The U.N. sanctions, implemented earlier this year, aimed to dramatically limit oil products to North Korea as retaliation for their nuclear and missile testing.
According to South Korea's Chosun Ilbo, U.S. spy satellites have caught Chinese ships selling oil to North Korea thirty times in the last three months.
According to South Korean government sources, the satellites have pictured large Chinese and North Korean ships illegally trading in oil in a part of the West Sea closer to China than South Korea.
The satellite pictures even show the names of the ships. A government source said, "We need to focus on the fact that the illicit trade started after a UN Security Council resolution in September drastically capped North Korea's imports of refined petroleum products."
The U.S. Treasury Department placed six North Korean shipping and trading companies and 20 of their ships on sanctions list on Nov. 21, when it published spy satellite images taken on Oct. 19 showing a ship named Ryesonggang 1 connected to a Chinese vessel.
The department noted that the two ships appeared to be illegally trading in oil from ship to ship to bypass sanctions.
Ship-to-ship trade with North Korea on the high seas is forbidden in UNSC Resolution 2375 adopted in September, but such violations are nearly impossible to detect unless China aggressively cracks down on smuggling.
The problem is that any oil embargo imposed on the North in the event of further provocations will probably be futile as long as illegal smuggling continues.
It is uncertain whether the Chinese government is deliberately looking the other way, but it seems unlikely that it is unaware given the sheer volume.
The fact that the trades take place in international waters gives the Chinese government plausible deniability. But given how tightly the Chinese government keeps track of its trade, it is highly unlikely that Beijing is unaware of the smuggling.
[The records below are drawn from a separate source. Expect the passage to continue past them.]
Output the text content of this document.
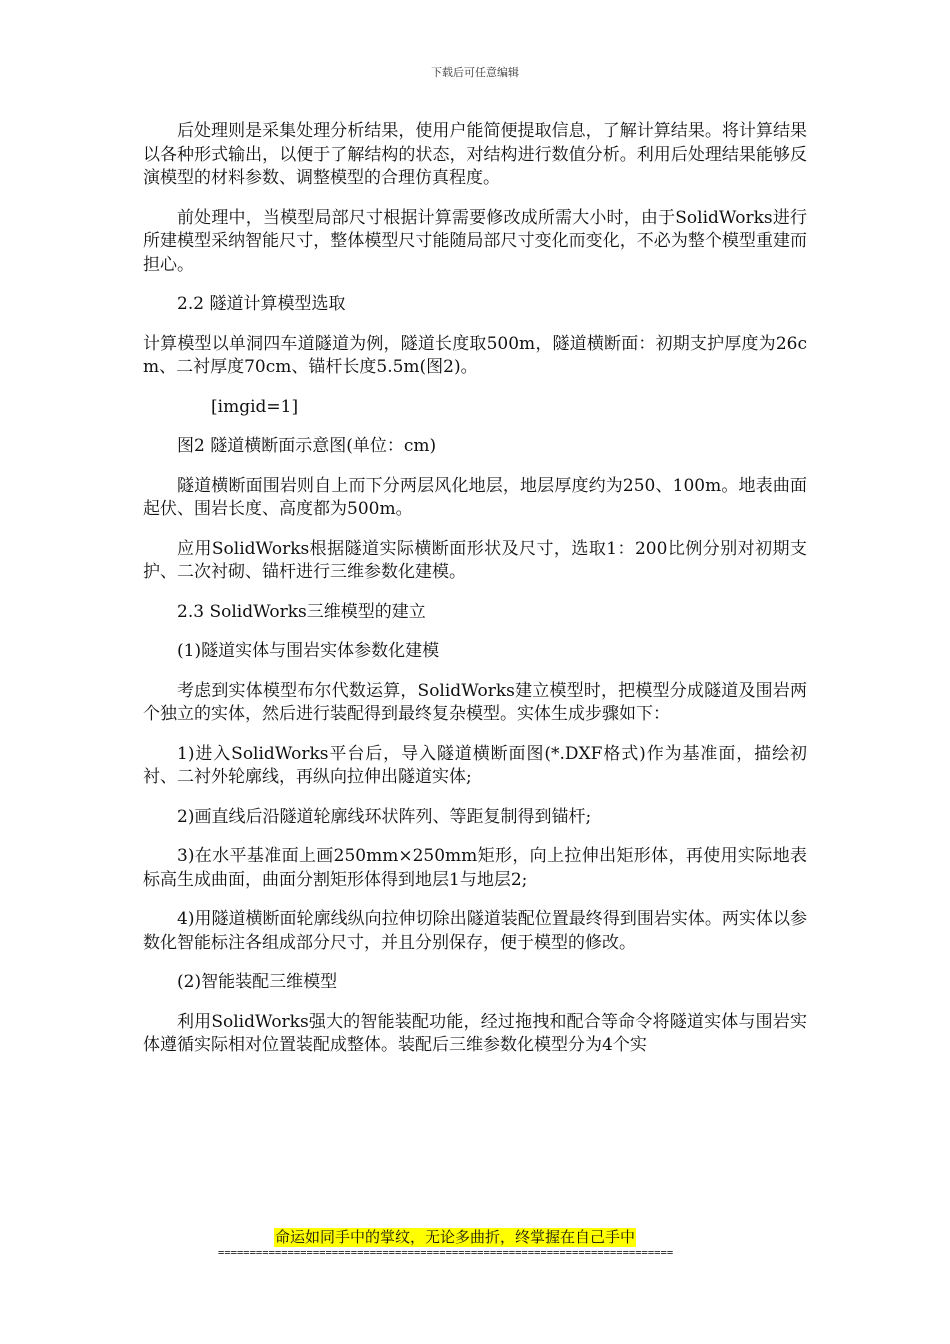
下载后可任意编辑
后处理则是采集处理分析结果，使用户能简便提取信息，了解计算结果。将计算结果以各种形式输出，以便于了解结构的状态，对结构进行数值分析。利用后处理结果能够反演模型的材料参数、调整模型的合理仿真程度。
前处理中，当模型局部尺寸根据计算需要修改成所需大小时，由于SolidWorks进行所建模型采纳智能尺寸，整体模型尺寸能随局部尺寸变化而变化，不必为整个模型重建而担心。
2.2 隧道计算模型选取
计算模型以单洞四车道隧道为例，隧道长度取500m，隧道横断面：初期支护厚度为26cm、二衬厚度70cm、锚杆长度5.5m(图2)。
[imgid=1]
图2 隧道横断面示意图(单位：cm)
隧道横断面围岩则自上而下分两层风化地层，地层厚度约为250、100m。地表曲面起伏、围岩长度、高度都为500m。
应用SolidWorks根据隧道实际横断面形状及尺寸，选取1：200比例分别对初期支护、二次衬砌、锚杆进行三维参数化建模。
2.3 SolidWorks三维模型的建立
(1)隧道实体与围岩实体参数化建模
考虑到实体模型布尔代数运算，SolidWorks建立模型时，把模型分成隧道及围岩两个独立的实体，然后进行装配得到最终复杂模型。实体生成步骤如下：
1)进入SolidWorks平台后，导入隧道横断面图(*.DXF格式)作为基准面，描绘初衬、二衬外轮廓线，再纵向拉伸出隧道实体;
2)画直线后沿隧道轮廓线环状阵列、等距复制得到锚杆;
3)在水平基准面上画250mm×250mm矩形，向上拉伸出矩形体，再使用实际地表标高生成曲面，曲面分割矩形体得到地层1与地层2;
4)用隧道横断面轮廓线纵向拉伸切除出隧道装配位置最终得到围岩实体。两实体以参数化智能标注各组成部分尺寸，并且分别保存，便于模型的修改。
(2)智能装配三维模型
利用SolidWorks强大的智能装配功能，经过拖拽和配合等命令将隧道实体与围岩实体遵循实际相对位置装配成整体。装配后三维参数化模型分为4个实
命运如同手中的掌纹，无论多曲折，终掌握在自己手中
========================================================================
What is the purpose of telling the world they are obeying U.N. sanctions while surreptitiously still selling oil to the North? The fact is, a complete cut-off of oil to the Kim regime would result in the Chinese government's worst nightmare coming true: hundreds of thousands, perhaps millions of refugees flowing over their border with North Korea. Better to play a public game of appearing to adhere to U.N. sanctions than the prospect of risking chaos erupting on the border.

North Korea is the most heavily sanctioned state in U.N. history, and the consequences for ordinary people have been catastrophic. The U.N. Food Program estimates that 18 million people are at risk of starvation due to Kim's maniacal obsession with building nuclear weapons and a drought that severely cut food production this year. Even North Korean soldiers who have recently defected have shown signs of malnutrition.

What this adds up to for China is a humanitarian disaster if North Korea can't feed its people. The U.N. program recently cut back daily food rations to the most vulnerable North Koreans – pregnant women, women who recently gave birth, and children – to just 66% of the minimum requirement to live. If citizens receiving international aid can't be fed, what does that mean for the masses of North Koreans who can't get access to the food program?

Kim has made it clear that he doesn't care about his own people's lives. There is a real danger that if the regime begins to collapse, Kim will launch his missiles in a spasm of violence and death that would seal the fate of his regime – and take many innocent people with him.